Ao modificar o sancionamento do roubo cometido com emprego de arma de fogo de uso restrito ou proibido, desrespeitando a melhor técnica, a Lei Anticrime fixou: “aplica-se em dobro a pena prevista no caput deste artigo”. Caso não tivesse vinculado o “aumento” ao caput do art. 157, tratar-se-ia de causa de aumento de pena, incidente no cálculo final do sistema trifásico.

Se essa era a intenção, o legislador não conseguiu tal efeito, porque a menção à pena do caput vinculou necessariamente a duplicação à pena em abstrato, e não à decorrente após os dois primeiros cálculos da sistemática de aplicação de pena, conta que seria impossível. Não se mostra logicamente possível dobrar a pena abstratamente prevista no caput após o cálculo decorrente de pena-base fixada, sobre a qual, eventualmente, se incidiu circunstância agravante e/ou atenuante.

Em outros termos, não é tecnicamente concebível uma majorante aumentar pena da primeira fase, estabelecida abstratamente no “caput” de qualquer dispositivo penal, mas apenas da pena-provisória oriunda da segunda etapa do sistema trifásico de aplicação de pena. A leitura do dispositivo que tem prevalecido na doutrina carece de sentido.

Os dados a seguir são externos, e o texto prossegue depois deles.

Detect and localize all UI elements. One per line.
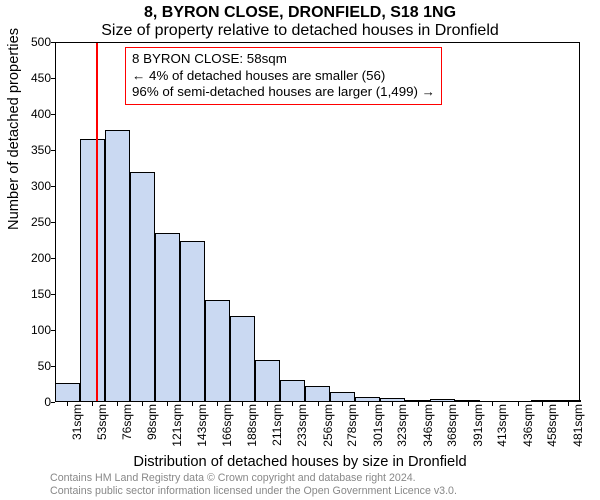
x-tick-mark [117, 402, 118, 406]
x-tick-label: 323sqm [395, 404, 409, 447]
x-tick-label: 278sqm [345, 404, 359, 447]
x-tick-label: 301sqm [371, 404, 385, 447]
x-tick-label: 76sqm [120, 404, 134, 440]
footer-line-2: Contains public sector information licen… [50, 485, 457, 498]
x-tick-mark [267, 402, 268, 406]
annotation-line-3: 96% of semi-detached houses are larger (… [132, 84, 435, 101]
footer-line-1: Contains HM Land Registry data © Crown c… [50, 472, 457, 485]
x-tick-label: 256sqm [321, 404, 335, 447]
x-tick-label: 368sqm [445, 404, 459, 447]
x-tick-label: 143sqm [195, 404, 209, 447]
x-tick-label: 166sqm [220, 404, 234, 447]
x-tick-mark [568, 402, 569, 406]
y-tick-label: 50 [38, 359, 51, 373]
x-tick-label: 346sqm [421, 404, 435, 447]
x-tick-mark [167, 402, 168, 406]
x-tick-mark [142, 402, 143, 406]
chart-title-address: 8, BYRON CLOSE, DRONFIELD, S18 1NG [0, 4, 600, 22]
x-tick-mark [368, 402, 369, 406]
x-tick-label: 98sqm [145, 404, 159, 440]
y-tick-mark [51, 402, 55, 403]
x-tick-mark [518, 402, 519, 406]
y-tick-label: 350 [31, 143, 51, 157]
x-tick-label: 413sqm [495, 404, 509, 447]
x-tick-mark [468, 402, 469, 406]
y-tick-label: 150 [31, 287, 51, 301]
x-tick-label: 31sqm [70, 404, 84, 440]
y-tick-label: 400 [31, 107, 51, 121]
y-tick-label: 450 [31, 71, 51, 85]
annotation-line-2: ← 4% of detached houses are smaller (56) [132, 68, 435, 85]
x-tick-label: 188sqm [245, 404, 259, 447]
x-tick-label: 481sqm [571, 404, 585, 447]
x-tick-label: 458sqm [545, 404, 559, 447]
x-tick-label: 233sqm [295, 404, 309, 447]
x-tick-label: 53sqm [95, 404, 109, 440]
y-tick-label: 200 [31, 251, 51, 265]
x-tick-mark [217, 402, 218, 406]
y-tick-label: 300 [31, 179, 51, 193]
x-axis-label: Distribution of detached houses by size … [0, 454, 600, 470]
y-tick-label: 0 [44, 395, 51, 409]
x-tick-mark [342, 402, 343, 406]
x-tick-mark [318, 402, 319, 406]
chart-title-subtitle: Size of property relative to detached ho… [0, 22, 600, 40]
footer-attribution: Contains HM Land Registry data © Crown c… [50, 472, 457, 498]
x-tick-mark [392, 402, 393, 406]
x-tick-label: 121sqm [170, 404, 184, 447]
y-tick-label: 100 [31, 323, 51, 337]
annotation-line-1: 8 BYRON CLOSE: 58sqm [132, 51, 435, 68]
x-tick-mark [192, 402, 193, 406]
x-tick-mark [92, 402, 93, 406]
x-tick-label: 211sqm [270, 404, 284, 446]
x-tick-mark [492, 402, 493, 406]
x-tick-label: 436sqm [521, 404, 535, 447]
x-tick-mark [542, 402, 543, 406]
x-tick-label: 391sqm [471, 404, 485, 447]
x-tick-mark [418, 402, 419, 406]
annotation-box: 8 BYRON CLOSE: 58sqm ← 4% of detached ho… [125, 47, 442, 105]
x-tick-mark [242, 402, 243, 406]
y-tick-label: 250 [31, 215, 51, 229]
chart-plot-area: 05010015020025030035040045050031sqm53sqm… [55, 42, 580, 402]
y-axis-label: Number of detached properties [6, 28, 22, 230]
y-tick-label: 500 [31, 35, 51, 49]
x-tick-mark [67, 402, 68, 406]
x-tick-mark [442, 402, 443, 406]
x-tick-mark [292, 402, 293, 406]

Não se pode fingir que o dispositivo não se referiu à pena em abstrato (“pena prevista no caput” refere-se à 1ª fase do cálculo da pena), sendo completamente fora de propósito, reitere-se, após a consideração das circunstâncias agravantes e atenuantes, o aplicador da pena voltar à pena do caput do art. 157 e dobrá-la. Tampouco é aceitável se dobrar a pena-provisória, pois não é isso que está escrito no dispositivo, não contendo a lei palavras inúteis.

Ocorre que, pela tradição legislativa jurídico-penal brasileira, a Lei Anticrime deveria ter atribuído à circunstância referida a pena de “reclusão, 8 a 20 anos, e multa”, única forma de se interpretar corretamente a parte final do novo § 2º-B. Desta feita, trata-se de uma nova qualificadora estabelecida ao delito de roubo, ao lado de outras duas já existentes (roubo seguido de lesão corporal grave e latrocínio, conforme previsto nos incisos I e II do § 3º do art. 157).

De todo modo, criou-se hipótese qualificadora com efeito punitivo em tese mais gravoso que o estabelecido pela citada Lei  13.654/2018, que passou a majorar em 2/3 (dois terços) a pena, qualquer que fosse a arma de fogo utilizada para o roubo, como visto.

A partir de agora, se a arma de fogo empregada no roubo for de uso restrito ou proibido, conforme o teor do art. 3º, parágrafo único, incisos II e III, do Anexo I do Decreto 10.030/2019 (Regulamento de Produtos Controlados), modificado pelo Decreto 10.627/2021, incide o novo § 2º-B do art. 157, qualificadora com pena do caput duplicada. Nos demais casos, isto é, se a arma de fogo for de uso permitido (conforme o art. 3º, parágrafo único, do decreto citado), permanece a incidência do art. 157, § 2º-A, inciso I, enquanto majoração de 2/3 (dois terços) que recai sobre a pena alcançada após os dois primeiros cálculos do sistema trifásico.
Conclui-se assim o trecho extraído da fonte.